ENH: Rename `datasets` to `pipes`, that have built-in transforms
NickleDave opened this issue · 2 comments
We will eventually have a datasets module but what we really have right now are "pipes" in the sense of https://github.com/pytorch/data#what-are-datapipes. We should disambiguate the meaning of "dataset" (static set of files) from the pipelines we use to load files from a dataset.
Note that torchdata
development is on hold. I think we should just move our internals under a new namespace for now.
Related to the issue @wendtalexander ran into in #725:
I think as part of this renaming / refactoring, we can avoid the need for a user just running standard models with configs to have to understand the nuances of transforms / "dataset" classes, etc, by making each data pipe include a fixed transform, and then including the parameters for that transform in the parameters of the pipe itself.
For example: vak.datasets.frame_classification.WindowDataset
and FramesDataset
will become
vak.datapipes.frame_classification.TrainDataPipe
and EvalDataPipe
respectively. Both will have a window_size
parameter, that for the TrainDataPipe
will get used when loading windows from the dataset, whereas for the EvalDataPipe
it will be used for the transform that makes entire spectrograms into batches of windows.
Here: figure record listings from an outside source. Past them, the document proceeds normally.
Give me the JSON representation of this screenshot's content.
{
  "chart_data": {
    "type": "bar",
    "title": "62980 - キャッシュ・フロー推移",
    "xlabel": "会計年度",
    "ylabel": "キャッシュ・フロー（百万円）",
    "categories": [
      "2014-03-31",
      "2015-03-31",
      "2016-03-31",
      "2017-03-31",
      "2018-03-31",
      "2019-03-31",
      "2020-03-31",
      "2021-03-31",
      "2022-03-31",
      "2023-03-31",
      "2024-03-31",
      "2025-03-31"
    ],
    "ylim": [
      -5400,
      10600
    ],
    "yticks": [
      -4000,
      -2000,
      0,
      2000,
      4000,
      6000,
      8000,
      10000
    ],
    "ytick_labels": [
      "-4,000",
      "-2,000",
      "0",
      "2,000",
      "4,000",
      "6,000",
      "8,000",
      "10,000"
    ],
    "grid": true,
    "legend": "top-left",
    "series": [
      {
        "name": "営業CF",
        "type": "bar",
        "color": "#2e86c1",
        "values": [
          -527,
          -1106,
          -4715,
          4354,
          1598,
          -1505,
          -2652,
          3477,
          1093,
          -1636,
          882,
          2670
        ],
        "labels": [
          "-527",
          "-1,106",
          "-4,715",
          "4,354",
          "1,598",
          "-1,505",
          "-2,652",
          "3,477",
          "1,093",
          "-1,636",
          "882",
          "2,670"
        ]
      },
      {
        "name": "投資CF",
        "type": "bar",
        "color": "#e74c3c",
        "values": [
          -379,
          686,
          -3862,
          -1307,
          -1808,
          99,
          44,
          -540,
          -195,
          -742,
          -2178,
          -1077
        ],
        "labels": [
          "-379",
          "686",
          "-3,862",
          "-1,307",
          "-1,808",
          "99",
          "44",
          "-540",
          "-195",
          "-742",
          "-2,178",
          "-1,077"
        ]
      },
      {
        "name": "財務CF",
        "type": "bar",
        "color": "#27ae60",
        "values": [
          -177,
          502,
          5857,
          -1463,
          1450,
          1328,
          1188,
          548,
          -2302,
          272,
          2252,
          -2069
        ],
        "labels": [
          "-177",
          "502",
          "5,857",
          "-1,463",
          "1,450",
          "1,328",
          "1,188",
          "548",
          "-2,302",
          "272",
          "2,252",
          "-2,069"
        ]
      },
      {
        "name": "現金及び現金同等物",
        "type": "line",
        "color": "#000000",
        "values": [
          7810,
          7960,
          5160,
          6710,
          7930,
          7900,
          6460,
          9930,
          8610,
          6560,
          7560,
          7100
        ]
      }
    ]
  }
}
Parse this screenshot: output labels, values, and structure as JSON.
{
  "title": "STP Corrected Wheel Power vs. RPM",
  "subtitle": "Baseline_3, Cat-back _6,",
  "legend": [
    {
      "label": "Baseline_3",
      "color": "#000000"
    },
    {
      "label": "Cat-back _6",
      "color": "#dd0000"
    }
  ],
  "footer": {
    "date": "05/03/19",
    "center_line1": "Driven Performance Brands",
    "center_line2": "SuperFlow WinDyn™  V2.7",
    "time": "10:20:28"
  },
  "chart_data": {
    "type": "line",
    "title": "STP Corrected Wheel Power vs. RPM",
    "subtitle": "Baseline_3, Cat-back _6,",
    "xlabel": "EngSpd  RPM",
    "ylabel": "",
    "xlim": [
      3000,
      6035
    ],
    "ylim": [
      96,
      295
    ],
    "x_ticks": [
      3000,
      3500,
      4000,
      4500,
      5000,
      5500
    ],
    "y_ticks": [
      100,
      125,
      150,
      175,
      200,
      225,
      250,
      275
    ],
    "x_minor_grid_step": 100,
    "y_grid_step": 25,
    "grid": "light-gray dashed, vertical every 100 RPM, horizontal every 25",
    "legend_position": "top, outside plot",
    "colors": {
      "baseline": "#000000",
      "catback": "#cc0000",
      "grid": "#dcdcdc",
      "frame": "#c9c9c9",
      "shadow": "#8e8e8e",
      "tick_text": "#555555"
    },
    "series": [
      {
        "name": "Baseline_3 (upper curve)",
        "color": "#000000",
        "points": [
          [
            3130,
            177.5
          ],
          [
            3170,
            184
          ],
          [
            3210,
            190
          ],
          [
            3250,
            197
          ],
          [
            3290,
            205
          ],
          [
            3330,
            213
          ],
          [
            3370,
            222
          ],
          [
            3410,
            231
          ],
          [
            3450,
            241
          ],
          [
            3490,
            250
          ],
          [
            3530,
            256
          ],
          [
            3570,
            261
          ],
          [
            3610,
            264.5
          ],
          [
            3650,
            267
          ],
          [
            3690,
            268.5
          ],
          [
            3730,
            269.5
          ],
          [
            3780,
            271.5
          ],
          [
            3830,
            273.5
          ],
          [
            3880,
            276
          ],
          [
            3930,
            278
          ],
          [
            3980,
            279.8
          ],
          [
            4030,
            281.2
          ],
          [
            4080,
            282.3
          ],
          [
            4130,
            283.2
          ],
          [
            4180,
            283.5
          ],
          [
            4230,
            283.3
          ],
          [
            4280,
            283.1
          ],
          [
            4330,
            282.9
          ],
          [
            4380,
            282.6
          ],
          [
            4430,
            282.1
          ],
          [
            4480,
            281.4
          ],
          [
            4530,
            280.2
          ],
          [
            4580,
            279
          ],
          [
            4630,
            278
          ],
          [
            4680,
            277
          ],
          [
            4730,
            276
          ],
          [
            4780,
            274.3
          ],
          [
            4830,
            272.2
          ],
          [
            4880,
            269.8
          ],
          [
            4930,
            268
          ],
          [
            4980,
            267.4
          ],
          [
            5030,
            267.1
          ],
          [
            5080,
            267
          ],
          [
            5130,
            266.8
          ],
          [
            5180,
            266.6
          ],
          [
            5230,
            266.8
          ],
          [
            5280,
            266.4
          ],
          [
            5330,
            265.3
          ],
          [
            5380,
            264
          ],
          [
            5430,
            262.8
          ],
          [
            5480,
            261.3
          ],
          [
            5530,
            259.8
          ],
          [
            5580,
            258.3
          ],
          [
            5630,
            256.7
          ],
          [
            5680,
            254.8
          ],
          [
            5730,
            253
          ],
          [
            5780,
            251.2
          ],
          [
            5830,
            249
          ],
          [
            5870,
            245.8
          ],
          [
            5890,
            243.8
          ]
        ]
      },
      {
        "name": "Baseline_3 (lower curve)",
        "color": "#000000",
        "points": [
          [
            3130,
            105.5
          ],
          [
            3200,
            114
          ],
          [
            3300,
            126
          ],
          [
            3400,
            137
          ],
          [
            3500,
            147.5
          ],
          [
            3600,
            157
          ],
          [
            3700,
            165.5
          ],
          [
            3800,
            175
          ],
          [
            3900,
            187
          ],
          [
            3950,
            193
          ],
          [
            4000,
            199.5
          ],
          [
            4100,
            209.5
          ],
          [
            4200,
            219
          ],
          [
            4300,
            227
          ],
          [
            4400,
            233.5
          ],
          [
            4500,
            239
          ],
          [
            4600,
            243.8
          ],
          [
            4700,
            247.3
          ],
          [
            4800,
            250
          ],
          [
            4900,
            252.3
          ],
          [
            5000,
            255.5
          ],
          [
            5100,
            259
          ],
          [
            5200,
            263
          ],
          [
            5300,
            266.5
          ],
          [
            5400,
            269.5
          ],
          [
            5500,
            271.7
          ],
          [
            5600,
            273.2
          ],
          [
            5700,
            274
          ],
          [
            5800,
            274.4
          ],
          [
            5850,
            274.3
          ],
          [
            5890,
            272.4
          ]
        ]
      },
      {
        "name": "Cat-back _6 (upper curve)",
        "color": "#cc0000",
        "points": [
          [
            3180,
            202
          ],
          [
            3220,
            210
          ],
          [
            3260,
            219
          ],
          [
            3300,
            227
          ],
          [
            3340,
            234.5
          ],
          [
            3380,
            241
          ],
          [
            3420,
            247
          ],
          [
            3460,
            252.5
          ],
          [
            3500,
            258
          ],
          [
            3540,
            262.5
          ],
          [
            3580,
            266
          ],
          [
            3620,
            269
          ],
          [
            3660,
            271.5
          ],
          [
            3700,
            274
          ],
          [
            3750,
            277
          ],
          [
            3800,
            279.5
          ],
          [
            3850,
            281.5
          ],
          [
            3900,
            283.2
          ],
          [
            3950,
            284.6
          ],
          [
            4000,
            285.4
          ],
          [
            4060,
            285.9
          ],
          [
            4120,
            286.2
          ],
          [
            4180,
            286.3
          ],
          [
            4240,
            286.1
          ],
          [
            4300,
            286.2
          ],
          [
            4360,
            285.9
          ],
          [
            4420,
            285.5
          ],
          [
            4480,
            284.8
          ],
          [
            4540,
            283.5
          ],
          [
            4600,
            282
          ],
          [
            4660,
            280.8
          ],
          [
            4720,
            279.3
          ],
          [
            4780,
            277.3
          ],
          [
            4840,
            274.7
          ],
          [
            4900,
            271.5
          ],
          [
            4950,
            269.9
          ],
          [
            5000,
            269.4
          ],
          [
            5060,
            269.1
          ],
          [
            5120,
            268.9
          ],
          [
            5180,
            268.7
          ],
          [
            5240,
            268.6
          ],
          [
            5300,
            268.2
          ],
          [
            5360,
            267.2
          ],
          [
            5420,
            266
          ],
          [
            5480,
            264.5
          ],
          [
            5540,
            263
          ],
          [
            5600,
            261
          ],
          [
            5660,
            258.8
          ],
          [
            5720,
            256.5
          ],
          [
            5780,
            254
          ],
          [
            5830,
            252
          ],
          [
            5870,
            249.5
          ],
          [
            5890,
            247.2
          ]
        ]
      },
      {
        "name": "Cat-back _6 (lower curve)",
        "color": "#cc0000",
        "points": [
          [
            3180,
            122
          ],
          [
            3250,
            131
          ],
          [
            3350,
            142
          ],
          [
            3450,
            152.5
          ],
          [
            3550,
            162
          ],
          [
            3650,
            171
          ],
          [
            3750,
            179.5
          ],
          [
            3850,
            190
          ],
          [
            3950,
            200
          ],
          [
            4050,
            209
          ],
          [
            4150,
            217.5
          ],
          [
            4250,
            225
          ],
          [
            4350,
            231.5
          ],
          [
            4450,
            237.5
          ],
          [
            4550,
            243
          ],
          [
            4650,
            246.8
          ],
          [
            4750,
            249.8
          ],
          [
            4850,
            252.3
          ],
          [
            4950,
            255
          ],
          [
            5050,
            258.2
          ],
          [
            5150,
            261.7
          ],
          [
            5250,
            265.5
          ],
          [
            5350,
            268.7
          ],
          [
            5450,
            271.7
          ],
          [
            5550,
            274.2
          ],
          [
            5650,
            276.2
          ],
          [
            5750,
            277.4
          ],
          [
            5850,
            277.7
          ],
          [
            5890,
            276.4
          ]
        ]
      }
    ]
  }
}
This would obviate the need for dataset_params
, transform_params
, train_dataset_params
, val_dataset_params
and instead we'd just have datapipe_kwargs
.
In a config this would look something like:
[vak.train.frame_classification.pipe]
window_size = 176
I prefer just consistently naming them something like TrainDataPipe
for all families so that way I don't spend a bunch of time thinking about what the most appropriate name for them is. We can explain details of how data is statically represented + dynamically transformed in the docstring.
Closed by #755